The command bivariate returns the list of two data frames. The first one contains bivariate metrics while the second data frame reports results of above explained validations (class of the risk factors and number of categories).

Examples

suppressMessages(library(PDtoolkit))
data(gcd)
#categorize numeric risk factors
gcd$age.bin <- ndr.bin(x = gcd$age, y = gcd$qual)[[2]]
gcd$age.bin.1 <- cut(x = gcd$age, breaks = 20)
gcd$maturity.bin <- ndr.bin(x = gcd$maturity, y = gcd$qual, y.type = "bina")[[2]]
gcd$amount.bin <- ndr.bin(x = gcd$amount, y = gcd$qual)[[2]]
str(gcd)
#select target variable and categorized risk factors
gcd.bin <- gcd[, c("qual", "age.bin", "maturity.bin", "amount.bin")]
#run bivariate analysis on data frame with only categorical risk factors
bivariate(db = gcd.bin, target = "qual")
#run bivariate analysis on data frame with mixed risk factors (categorical and numeric). 

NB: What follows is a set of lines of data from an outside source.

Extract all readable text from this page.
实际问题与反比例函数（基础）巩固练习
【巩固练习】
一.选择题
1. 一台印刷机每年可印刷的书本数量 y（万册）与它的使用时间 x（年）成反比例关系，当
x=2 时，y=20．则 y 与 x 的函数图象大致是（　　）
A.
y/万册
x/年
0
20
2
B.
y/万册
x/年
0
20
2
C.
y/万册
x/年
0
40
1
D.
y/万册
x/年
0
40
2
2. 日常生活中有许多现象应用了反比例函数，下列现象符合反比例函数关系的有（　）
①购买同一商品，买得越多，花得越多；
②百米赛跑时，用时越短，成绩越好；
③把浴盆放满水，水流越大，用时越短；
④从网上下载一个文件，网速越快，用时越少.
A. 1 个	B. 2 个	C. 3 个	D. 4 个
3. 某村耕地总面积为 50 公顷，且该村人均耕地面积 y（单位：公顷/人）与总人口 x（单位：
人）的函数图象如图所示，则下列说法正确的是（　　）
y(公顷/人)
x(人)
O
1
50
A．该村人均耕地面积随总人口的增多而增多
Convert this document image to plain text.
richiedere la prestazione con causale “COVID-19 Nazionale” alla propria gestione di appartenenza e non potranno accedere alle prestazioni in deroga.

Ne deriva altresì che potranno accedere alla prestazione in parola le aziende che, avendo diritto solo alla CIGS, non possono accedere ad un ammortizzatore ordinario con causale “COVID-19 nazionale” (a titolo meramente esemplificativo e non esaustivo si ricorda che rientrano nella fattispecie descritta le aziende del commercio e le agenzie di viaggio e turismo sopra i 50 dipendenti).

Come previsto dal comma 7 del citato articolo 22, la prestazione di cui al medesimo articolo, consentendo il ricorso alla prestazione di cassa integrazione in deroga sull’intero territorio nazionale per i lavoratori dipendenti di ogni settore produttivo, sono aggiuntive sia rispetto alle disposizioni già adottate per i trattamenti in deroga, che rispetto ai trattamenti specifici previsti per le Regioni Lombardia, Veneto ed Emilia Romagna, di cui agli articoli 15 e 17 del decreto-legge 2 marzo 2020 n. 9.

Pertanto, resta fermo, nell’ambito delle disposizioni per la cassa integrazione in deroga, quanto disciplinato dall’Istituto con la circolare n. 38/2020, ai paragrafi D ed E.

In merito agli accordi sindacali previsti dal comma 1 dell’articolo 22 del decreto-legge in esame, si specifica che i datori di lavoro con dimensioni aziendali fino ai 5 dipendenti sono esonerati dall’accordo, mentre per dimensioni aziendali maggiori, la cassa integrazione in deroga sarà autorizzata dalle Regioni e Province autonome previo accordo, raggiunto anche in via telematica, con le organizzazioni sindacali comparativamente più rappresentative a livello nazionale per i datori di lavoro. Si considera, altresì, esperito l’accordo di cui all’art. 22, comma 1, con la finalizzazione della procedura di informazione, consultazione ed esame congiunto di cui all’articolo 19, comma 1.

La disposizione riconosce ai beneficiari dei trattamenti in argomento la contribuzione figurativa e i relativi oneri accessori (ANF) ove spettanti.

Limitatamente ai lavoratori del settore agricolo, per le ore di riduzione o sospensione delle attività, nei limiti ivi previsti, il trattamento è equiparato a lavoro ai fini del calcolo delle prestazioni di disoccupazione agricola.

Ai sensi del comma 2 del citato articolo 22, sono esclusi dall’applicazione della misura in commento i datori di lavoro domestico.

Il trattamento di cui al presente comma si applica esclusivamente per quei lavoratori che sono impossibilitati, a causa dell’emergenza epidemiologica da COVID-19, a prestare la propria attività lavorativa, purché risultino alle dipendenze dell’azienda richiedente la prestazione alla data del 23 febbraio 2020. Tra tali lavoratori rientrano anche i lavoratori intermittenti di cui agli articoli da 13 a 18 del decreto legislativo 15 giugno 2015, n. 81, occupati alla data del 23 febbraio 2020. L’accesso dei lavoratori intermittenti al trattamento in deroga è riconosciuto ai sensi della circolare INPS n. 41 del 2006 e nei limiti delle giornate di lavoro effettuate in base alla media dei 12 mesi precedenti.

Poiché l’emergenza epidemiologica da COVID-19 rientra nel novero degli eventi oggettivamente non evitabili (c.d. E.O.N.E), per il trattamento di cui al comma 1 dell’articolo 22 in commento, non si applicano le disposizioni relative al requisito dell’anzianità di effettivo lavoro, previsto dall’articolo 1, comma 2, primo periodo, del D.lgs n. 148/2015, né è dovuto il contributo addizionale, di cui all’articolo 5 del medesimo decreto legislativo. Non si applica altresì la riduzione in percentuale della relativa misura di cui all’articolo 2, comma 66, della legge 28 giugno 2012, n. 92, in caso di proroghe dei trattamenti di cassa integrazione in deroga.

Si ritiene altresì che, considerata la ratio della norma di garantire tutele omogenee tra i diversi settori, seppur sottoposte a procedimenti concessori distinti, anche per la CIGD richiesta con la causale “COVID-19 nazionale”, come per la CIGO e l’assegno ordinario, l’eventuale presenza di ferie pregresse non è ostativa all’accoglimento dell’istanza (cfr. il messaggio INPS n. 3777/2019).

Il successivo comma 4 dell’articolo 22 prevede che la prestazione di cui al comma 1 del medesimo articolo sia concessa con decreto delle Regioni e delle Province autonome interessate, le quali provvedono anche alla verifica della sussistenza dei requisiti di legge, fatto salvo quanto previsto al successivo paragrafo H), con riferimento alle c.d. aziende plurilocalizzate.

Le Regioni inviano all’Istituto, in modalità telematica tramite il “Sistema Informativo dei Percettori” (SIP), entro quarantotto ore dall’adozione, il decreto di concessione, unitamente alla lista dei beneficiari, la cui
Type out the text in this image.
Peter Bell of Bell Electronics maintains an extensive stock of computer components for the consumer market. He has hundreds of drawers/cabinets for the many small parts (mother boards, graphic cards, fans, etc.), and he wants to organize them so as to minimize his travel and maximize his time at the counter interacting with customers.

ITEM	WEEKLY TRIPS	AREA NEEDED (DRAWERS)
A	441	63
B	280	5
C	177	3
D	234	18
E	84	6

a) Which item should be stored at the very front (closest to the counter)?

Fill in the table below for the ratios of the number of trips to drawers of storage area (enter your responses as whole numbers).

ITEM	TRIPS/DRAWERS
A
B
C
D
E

#for this example info table is produced
bivariate(db = gcd, target = "qual")
#run woe table for risk factor with more than 10 modalities
woe.tbl(tbl = gcd, x = "age.bin.1", y = "qual")
#calculate auc for risk factor with more than 10 modalities
lr <- glm(qual ~ age.bin.1, family = "binomial", data = gcd)
auc.model(predictions = predict(lr, type = "response", newdata = gcd),
    observed = gcd$qual)